歌姫はギタリストに恋をした゚*。㊦

夜。

健二のお母さんが言った通り今日は居酒屋を閉め、家でたくさんのご飯を作ってくれて、本当にお祝いみたいになってしまった。


いい感じにお酒もたしなんできた頃…

話題は健二の彼女の紅の話に…







「そうなんです。

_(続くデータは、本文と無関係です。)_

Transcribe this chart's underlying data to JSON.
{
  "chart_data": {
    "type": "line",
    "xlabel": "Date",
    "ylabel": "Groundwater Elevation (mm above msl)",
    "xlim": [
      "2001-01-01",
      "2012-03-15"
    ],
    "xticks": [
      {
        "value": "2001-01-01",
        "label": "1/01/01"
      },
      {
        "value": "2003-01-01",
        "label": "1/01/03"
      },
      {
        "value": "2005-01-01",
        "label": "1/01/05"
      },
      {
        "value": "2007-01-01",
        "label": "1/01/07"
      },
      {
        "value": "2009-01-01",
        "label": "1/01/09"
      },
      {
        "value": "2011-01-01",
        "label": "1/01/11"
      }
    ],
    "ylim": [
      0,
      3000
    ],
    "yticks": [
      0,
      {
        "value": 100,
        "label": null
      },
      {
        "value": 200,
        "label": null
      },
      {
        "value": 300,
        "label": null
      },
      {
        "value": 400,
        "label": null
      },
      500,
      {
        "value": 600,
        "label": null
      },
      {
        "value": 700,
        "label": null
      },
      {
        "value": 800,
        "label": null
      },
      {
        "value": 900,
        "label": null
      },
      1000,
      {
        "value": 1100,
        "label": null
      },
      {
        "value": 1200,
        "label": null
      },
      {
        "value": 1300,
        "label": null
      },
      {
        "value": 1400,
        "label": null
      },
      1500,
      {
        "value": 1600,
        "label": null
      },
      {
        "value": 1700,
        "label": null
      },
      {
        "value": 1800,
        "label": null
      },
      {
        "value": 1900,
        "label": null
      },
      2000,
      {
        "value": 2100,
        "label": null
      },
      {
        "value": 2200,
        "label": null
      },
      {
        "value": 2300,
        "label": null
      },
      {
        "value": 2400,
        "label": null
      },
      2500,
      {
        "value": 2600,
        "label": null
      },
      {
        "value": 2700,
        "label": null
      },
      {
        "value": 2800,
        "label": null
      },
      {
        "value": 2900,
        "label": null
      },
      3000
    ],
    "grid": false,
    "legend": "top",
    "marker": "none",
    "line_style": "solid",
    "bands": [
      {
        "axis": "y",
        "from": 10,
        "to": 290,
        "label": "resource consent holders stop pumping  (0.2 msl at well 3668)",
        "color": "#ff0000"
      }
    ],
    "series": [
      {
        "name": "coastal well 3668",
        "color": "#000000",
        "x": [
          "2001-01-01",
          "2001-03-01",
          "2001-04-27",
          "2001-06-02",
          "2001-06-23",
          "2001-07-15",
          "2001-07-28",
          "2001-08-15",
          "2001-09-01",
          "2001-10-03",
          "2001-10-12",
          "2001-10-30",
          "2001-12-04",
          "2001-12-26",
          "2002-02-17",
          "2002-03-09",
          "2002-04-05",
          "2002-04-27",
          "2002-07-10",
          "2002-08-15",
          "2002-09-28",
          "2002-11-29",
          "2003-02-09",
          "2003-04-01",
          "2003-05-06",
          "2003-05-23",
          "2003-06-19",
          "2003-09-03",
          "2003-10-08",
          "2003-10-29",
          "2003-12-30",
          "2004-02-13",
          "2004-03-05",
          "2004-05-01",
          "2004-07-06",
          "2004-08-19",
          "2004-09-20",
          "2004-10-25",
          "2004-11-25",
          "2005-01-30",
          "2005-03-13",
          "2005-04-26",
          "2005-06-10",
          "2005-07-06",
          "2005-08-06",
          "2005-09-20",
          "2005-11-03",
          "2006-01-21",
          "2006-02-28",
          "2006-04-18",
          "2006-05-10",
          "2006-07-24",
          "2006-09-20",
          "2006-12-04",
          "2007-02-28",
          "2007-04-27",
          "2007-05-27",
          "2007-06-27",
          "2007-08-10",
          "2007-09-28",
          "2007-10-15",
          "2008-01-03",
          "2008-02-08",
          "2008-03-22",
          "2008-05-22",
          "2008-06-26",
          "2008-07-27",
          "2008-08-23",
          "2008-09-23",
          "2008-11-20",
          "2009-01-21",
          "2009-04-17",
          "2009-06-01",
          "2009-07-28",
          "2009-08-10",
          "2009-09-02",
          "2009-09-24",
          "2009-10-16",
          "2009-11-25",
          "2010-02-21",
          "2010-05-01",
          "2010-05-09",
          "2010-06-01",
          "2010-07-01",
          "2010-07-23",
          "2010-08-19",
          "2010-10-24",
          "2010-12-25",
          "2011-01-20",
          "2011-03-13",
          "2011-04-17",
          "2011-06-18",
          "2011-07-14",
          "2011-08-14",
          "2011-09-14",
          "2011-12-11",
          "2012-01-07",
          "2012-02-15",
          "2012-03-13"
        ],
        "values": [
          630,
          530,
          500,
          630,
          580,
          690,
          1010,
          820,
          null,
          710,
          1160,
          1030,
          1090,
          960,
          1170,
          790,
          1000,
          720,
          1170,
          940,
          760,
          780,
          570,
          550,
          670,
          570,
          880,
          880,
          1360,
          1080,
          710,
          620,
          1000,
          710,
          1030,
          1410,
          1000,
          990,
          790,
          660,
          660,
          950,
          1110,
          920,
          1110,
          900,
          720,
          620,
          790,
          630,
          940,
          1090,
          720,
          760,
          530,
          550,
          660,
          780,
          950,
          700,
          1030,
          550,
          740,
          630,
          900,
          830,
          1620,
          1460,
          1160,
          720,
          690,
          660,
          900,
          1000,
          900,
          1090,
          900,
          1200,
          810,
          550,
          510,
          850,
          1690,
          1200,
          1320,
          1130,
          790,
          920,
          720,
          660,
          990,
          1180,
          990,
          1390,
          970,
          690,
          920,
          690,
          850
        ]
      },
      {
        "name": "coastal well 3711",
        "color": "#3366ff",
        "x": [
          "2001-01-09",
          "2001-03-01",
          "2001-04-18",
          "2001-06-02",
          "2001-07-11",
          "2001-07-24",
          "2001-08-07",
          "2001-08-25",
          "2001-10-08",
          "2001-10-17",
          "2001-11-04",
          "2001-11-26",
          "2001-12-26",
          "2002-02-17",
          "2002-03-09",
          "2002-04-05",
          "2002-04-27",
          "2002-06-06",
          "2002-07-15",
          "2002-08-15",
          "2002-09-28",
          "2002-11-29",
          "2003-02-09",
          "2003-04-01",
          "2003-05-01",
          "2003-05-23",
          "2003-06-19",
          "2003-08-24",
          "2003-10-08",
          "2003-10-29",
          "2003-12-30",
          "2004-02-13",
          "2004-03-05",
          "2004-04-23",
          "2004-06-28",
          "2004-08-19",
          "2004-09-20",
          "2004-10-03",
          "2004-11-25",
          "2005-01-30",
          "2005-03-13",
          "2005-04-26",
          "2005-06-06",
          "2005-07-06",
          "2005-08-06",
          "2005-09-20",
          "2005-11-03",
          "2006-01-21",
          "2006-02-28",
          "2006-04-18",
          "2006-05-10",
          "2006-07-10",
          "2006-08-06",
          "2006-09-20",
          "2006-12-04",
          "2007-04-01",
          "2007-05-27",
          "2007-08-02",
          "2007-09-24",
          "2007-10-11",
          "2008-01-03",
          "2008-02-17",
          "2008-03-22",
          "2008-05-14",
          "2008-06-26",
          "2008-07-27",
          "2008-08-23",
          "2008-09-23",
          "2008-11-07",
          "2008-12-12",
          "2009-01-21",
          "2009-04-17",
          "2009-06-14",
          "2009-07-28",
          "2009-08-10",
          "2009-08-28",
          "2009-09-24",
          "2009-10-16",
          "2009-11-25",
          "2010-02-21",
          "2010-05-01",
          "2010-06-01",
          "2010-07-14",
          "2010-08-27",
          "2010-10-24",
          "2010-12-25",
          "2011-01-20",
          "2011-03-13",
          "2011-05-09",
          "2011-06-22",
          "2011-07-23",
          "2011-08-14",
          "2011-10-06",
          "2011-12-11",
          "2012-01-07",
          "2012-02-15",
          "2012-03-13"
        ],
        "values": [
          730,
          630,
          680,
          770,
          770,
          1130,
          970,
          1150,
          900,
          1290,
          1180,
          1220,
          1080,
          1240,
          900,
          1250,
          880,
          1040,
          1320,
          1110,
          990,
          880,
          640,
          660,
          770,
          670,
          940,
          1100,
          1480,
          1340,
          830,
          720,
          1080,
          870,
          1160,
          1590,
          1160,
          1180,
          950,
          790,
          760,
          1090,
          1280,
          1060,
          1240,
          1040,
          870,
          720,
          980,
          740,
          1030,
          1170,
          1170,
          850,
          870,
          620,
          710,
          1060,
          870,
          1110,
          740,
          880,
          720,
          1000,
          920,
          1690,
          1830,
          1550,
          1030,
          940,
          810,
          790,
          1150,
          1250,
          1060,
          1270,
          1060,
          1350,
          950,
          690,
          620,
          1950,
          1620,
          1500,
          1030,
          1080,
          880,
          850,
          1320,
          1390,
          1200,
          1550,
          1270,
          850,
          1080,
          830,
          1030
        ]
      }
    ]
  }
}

私実はダンサーなんですよ!」



健二のお父さんにお酌しながら言う紅。


健二のお父さんとお母さんは、紅の職業がダンサーだってことを今知ったみたい…






「知らねーのかよ?sAra.のCDとDVDは発売するごとに俺が送ってんだろ?sAra.の後ろで、紅はいつも踊ってんじゃん」


タバコに火をつけながら言う健二。





「あらそうだったかな?」

「ダンサーは特に目立たないですからね…あくまでも主役はsAra.ですから」

「いやいや…あんた達が帰ったらDVD引っ張っりだして、紅ちゃん探してみるよ!」


張り切ったように言うお母さん。

私はビールを飲みながら、そんなお母さんを見てクスクスと笑った。






「いつもテレビとかDVD観る時は、sAra.さんと健二……あと慶くんばっかり観てたから・・・また紅ちゃんが加わってチェックする人が増えたな…」




少し酔っ払ったお父さんが、テレビを観ながらポツリと言う。